Phase 1: Text Substitution
In this phase, we convert PHP to HTML. In the general case, you can't do this without implementing PHP. But our existing site uses PHP only as a templating system, so there are only a couple of stock phrases to worry about. re.sub handles this nicely.

Another thing we do is remove any ® symbols we encounter, because our house style has changed, and we no longer want to affix this to every mention of our brand.


Phase 2: Tidy HTML
This phase consists of shoving all our files through Tidy, so that they become well-formed, almost-valid HTML. It's wonderful to have a utility like Tidy, because programs can't feel pain.

Phase 3: Ending div abuse

Our existing content uses div classes for headings all over the place. To tackle these problems, we should really operate in the XML domain, so that we avoid parsing mistakes. Now that tidy has made the documents well-formed, we can parse them with ElementTree's HTML parser. Then we process it through a Kid Template with a series of match rules. These turn divs into h2s, and so on. We can also clean up our document title (which has an inexplicable trailing non-breaking spaces)

Phase 4: Whitespace cleanup
The kid processing has fixed the semantics of the document and exported it as XHTML, but we're left with swaths of whitespace and line breaks in unreasonable places. Another run through Tidy fixes that.

Automation is wunnerful
Not only did I manage to get a basic conversion routine in place in about three hours, I actually stayed at long past my notional end-of-shift, because I was enjoying what I was doing. Writing a script to convert files to XHTML is fun. Doing the conversion yourself is not. That's a problem our contractor faced. Not only was he slow when he was actually working, but he had trouble getting motivated to work, so he didn't put in as much time as we wanted him to.
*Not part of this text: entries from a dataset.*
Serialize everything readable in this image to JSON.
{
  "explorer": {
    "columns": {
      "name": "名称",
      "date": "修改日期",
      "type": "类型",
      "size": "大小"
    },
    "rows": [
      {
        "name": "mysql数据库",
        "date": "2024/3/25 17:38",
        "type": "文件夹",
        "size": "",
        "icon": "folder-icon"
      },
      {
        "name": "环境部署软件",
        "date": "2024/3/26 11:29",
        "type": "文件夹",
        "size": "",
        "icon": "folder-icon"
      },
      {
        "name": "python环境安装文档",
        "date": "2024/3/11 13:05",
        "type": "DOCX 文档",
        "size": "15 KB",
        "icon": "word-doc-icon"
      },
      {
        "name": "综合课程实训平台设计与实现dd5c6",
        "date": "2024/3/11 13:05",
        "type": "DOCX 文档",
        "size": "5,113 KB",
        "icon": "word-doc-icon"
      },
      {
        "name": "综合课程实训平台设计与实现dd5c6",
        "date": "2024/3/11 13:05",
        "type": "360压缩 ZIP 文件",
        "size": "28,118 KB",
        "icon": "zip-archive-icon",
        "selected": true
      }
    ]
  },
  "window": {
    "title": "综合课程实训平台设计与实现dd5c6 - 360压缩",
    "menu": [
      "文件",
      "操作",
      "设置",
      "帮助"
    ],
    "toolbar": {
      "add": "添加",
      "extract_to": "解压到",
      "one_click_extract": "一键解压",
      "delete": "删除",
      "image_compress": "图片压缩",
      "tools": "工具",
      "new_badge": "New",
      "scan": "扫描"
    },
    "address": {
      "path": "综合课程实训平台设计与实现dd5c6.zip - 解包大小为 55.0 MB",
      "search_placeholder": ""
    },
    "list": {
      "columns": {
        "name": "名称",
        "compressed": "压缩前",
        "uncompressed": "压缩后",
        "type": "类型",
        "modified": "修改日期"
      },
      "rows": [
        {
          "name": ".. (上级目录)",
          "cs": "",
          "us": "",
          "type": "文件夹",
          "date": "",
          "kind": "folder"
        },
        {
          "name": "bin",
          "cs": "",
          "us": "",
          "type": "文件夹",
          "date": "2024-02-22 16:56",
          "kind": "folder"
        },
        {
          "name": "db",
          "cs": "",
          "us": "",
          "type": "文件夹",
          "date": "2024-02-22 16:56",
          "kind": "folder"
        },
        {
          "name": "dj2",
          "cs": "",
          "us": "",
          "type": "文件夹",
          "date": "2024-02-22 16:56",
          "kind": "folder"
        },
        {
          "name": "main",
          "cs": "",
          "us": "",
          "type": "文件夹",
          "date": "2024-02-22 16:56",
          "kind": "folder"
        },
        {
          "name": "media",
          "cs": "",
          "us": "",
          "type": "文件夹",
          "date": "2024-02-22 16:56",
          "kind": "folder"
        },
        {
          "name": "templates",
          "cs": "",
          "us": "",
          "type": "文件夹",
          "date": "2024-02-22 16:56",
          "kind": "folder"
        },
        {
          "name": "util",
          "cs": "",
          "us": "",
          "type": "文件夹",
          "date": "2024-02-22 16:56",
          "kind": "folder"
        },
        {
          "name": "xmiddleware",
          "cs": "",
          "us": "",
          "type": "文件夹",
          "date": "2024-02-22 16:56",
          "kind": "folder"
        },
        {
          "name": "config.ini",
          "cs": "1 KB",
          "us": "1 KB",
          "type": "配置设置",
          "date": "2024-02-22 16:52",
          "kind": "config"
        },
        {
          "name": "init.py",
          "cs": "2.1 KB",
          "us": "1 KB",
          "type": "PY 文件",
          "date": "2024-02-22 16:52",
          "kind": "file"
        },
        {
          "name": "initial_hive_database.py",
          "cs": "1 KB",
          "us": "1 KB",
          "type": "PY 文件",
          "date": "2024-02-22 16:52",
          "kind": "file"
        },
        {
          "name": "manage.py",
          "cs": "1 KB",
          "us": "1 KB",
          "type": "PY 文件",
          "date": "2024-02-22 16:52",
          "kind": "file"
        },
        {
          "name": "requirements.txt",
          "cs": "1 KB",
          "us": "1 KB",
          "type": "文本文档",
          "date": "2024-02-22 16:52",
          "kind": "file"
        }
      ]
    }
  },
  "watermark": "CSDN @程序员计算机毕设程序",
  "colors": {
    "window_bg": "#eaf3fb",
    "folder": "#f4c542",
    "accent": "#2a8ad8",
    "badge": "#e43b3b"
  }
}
They say that good programmers are 10x more productive than average programmers, and truly excellent programmers are 10x more productive again. I suspect automation is one of the factors in that difference. Unless you stop them, an excellent programmer will find a way to eliminate the boring bits. Even if automating the job takes just as long as doing it by hand, a programmer will be happier and more motivated because the work is much more stimulating.

So today, I replaced a contractor with a reasonably small Python script. I wish I'd done it months ago.